RE: Prevent -0001 -xxxx Certificate Suffixes

Hi All,

Based on what I posted back in this thread Prevent -0001 -xxxx Certificate Suffixes, I have been using the --cert-name option when running certbot via a web control panel I develop like so:

"--cert-name " . $firstDomainInList

Unfortunately, even with that parameter, I saw a new folder created with the “-0001” suffix. My understanding was that if the certificate exists with that name, it is supposed to be updated. I ended up with two different certificates (the old one with the right name, and the new one with a suffix). This messed up things because the control panel software expects the path of the certificate to not use a suffix.

So, should I be using more than this parameter to make sure it always writes the certificate in the specified folder even if it exists? I see some options here in the documentation: https://certbot.eff.org/docs/using.html

They mention --force-renewal , --duplicate , and --expand options.

Do I need to be using a combination of the two? Appreciate any help on this.

Thanks

That shouldn’t happen, as far as I know. :confused:

Do you have the letsencrypt.log from when the -0001 certificate was created?

Yes, I’ll try to post a redacted version.

I sent you the original log via PM, and here is the redacted one:

https://pastebin.com/raw/TQ0DMv7m

1 Like

I haven’t checked the code, but I’m guessing Certbot might have disregarded the specified certificate name because that certificate was broken:

2019-01-22 23:48:16,081:DEBUG:certbot.cert_manager:Renewal conf file /etc/letsencrypt/renewal/entry3.mydomain.com.conf is broken.
2019-01-22 23:48:16,103:DEBUG:certbot.cert_manager:Traceback was:
Traceback (most recent call last):
  File "/opt/eff.org/certbot/venv/local/lib/python2.7/site-packages/certbot/cert_manager.py", line 114, in lineage_for_certname
    return storage.RenewableCert(renewal_file, cli_config)
  File "/opt/eff.org/certbot/venv/local/lib/python2.7/site-packages/certbot/storage.py", line 461, in __init__
    self._check_symlinks()
  File "/opt/eff.org/certbot/venv/local/lib/python2.7/site-packages/certbot/storage.py", line 520, in _check_symlinks
    "expected {0} to be a symlink".format(link))
CertStorageError: expected /etc/letsencrypt/live/entry3.mydomain.com/cert.pem to be a symlink

Do you know how that could’ve happened? Do you have custom code to rename, delete or otherwise modify certificates?

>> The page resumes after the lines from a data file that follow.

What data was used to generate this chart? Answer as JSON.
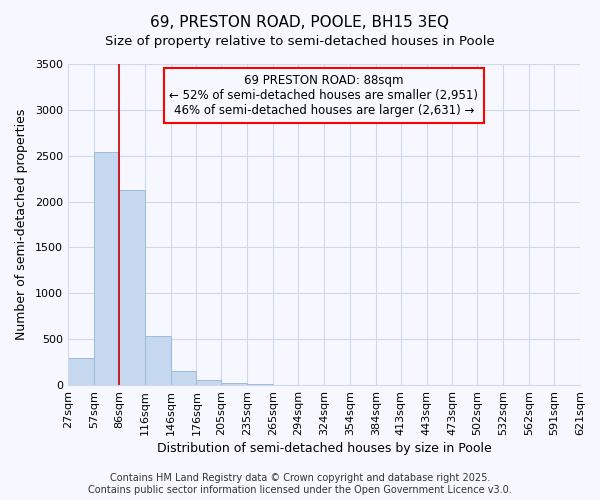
{
  "title": "69, PRESTON ROAD, POOLE, BH15 3EQ",
  "subtitle": "Size of property relative to semi-detached houses in Poole",
  "xlabel": "Distribution of semi-detached houses by size in Poole",
  "ylabel": "Number of semi-detached properties",
  "bar_values": [
    300,
    2540,
    2130,
    530,
    155,
    60,
    20,
    8,
    4,
    2,
    1,
    0,
    0,
    0,
    0,
    0,
    0,
    0,
    0,
    0
  ],
  "bin_edges": [
    27,
    57,
    86,
    116,
    146,
    176,
    205,
    235,
    265,
    294,
    324,
    354,
    384,
    413,
    443,
    473,
    502,
    532,
    562,
    591,
    621
  ],
  "x_tick_labels": [
    "27sqm",
    "57sqm",
    "86sqm",
    "116sqm",
    "146sqm",
    "176sqm",
    "205sqm",
    "235sqm",
    "265sqm",
    "294sqm",
    "324sqm",
    "354sqm",
    "384sqm",
    "413sqm",
    "443sqm",
    "473sqm",
    "502sqm",
    "532sqm",
    "562sqm",
    "591sqm",
    "621sqm"
  ],
  "bar_color": "#c5d8ef",
  "bar_edge_color": "#9bbcd8",
  "property_line_x": 86,
  "annotation_line1": "69 PRESTON ROAD: 88sqm",
  "annotation_line2": "← 52% of semi-detached houses are smaller (2,951)",
  "annotation_line3": "46% of semi-detached houses are larger (2,631) →",
  "ylim": [
    0,
    3500
  ],
  "yticks": [
    0,
    500,
    1000,
    1500,
    2000,
    2500,
    3000,
    3500
  ],
  "footer_line1": "Contains HM Land Registry data © Crown copyright and database right 2025.",
  "footer_line2": "Contains public sector information licensed under the Open Government Licence v3.0.",
  "bg_color": "#f7f8ff",
  "grid_color": "#d0d8ee",
  "title_fontsize": 11,
  "subtitle_fontsize": 9.5,
  "axis_label_fontsize": 9,
  "tick_fontsize": 8,
  "footer_fontsize": 7,
  "annotation_fontsize": 8.5
}
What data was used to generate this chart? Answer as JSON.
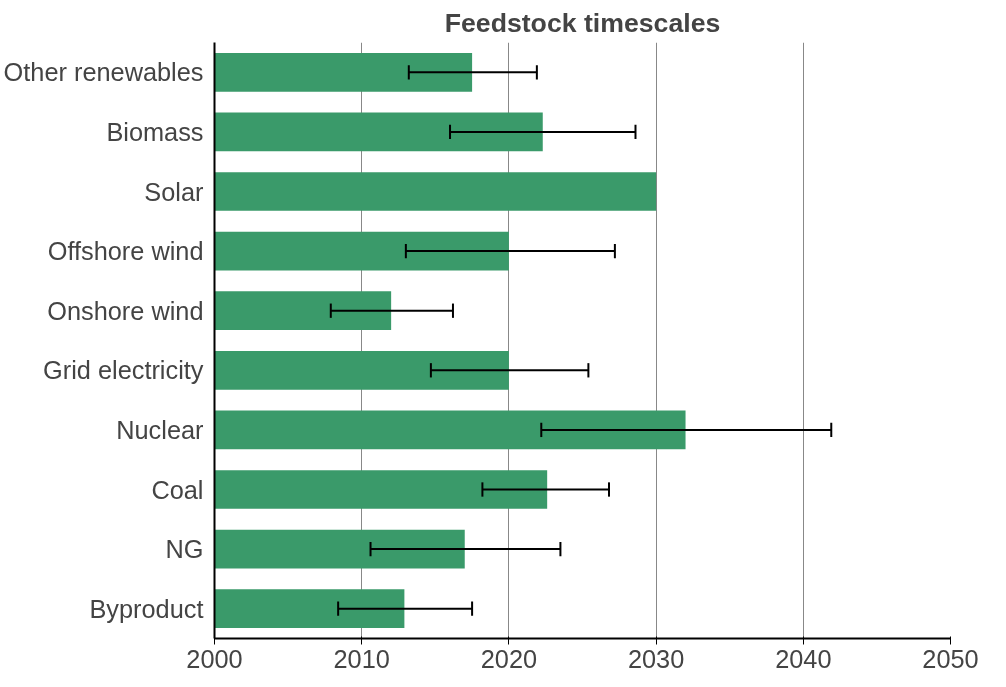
{
  "chart_data": {
    "type": "bar",
    "orientation": "horizontal",
    "title": "Feedstock timescales",
    "categories": [
      "Other renewables",
      "Biomass",
      "Solar",
      "Offshore wind",
      "Onshore wind",
      "Grid electricity",
      "Nuclear",
      "Coal",
      "NG",
      "Byproduct"
    ],
    "values": [
      2017.5,
      2022.3,
      2030,
      2020,
      2012,
      2020,
      2032,
      2022.6,
      2017,
      2012.9
    ],
    "errors": [
      [
        2013.2,
        2021.9
      ],
      [
        2016.0,
        2028.6
      ],
      null,
      [
        2013.0,
        2027.2
      ],
      [
        2007.9,
        2016.2
      ],
      [
        2014.7,
        2025.4
      ],
      [
        2022.2,
        2041.9
      ],
      [
        2018.2,
        2026.8
      ],
      [
        2010.6,
        2023.5
      ],
      [
        2008.4,
        2017.5
      ]
    ],
    "color": "#3a9a6a",
    "xlim": [
      2000,
      2050
    ],
    "xticks": [
      2000,
      2010,
      2020,
      2030,
      2040,
      2050
    ],
    "grid": "x"
  }
}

Actually, yes, the control panel deletes the old certificate files if it detects the domain list has changed before calling certbot to get a new one. I guess I wouldn’t have to do that anymore, but certbot should still not freak out about that and respect the --cert-name parameter when trying to get or renew certificates - even in the rare case that they are broken or no longer exist.

The deletion code I use removes files from these locations

/etc/letsencrypt/live/
/etc/letsencrypt/archive/

I’m assuming if I removed the .conf files in the renewal directory of /etc/letsencrypt/renewal/ as well that would be sufficient to work around this issue? I still think certbot should go with the provided --cert-name parameter no matter what it runs into for storing new certs.

It’s respected if everything doesn’t exist – if the archive and live subdirectories and the renewal configuration file don’t exist – like if you use “certbot delete” – Certbot will have no idea the certificate ever existed. But if something’s partially deleted, that’s the same as being broken. And Certbot doesn’t always handle corrupt data in the most user-friendly ways.

I just updated my last post stating almost exactly the same thing. I will delete the conf files as well in the control panel code, but I still believe if things partially exist, --cert-name should still work too.

True, but how Certbot manages its internal state is a private behavior and could change without notice. Seems akin to relying on undefined behavior.

So while it is probably a bug and you could file an issue to get it fixed, you have the alternative of a stable public interface that already does what you want:

certbot delete --cert-name {}

I agree, that is the better approach. I’ll use that instead. However, I still think the behavior of certbot is wrong when things are not as they should be.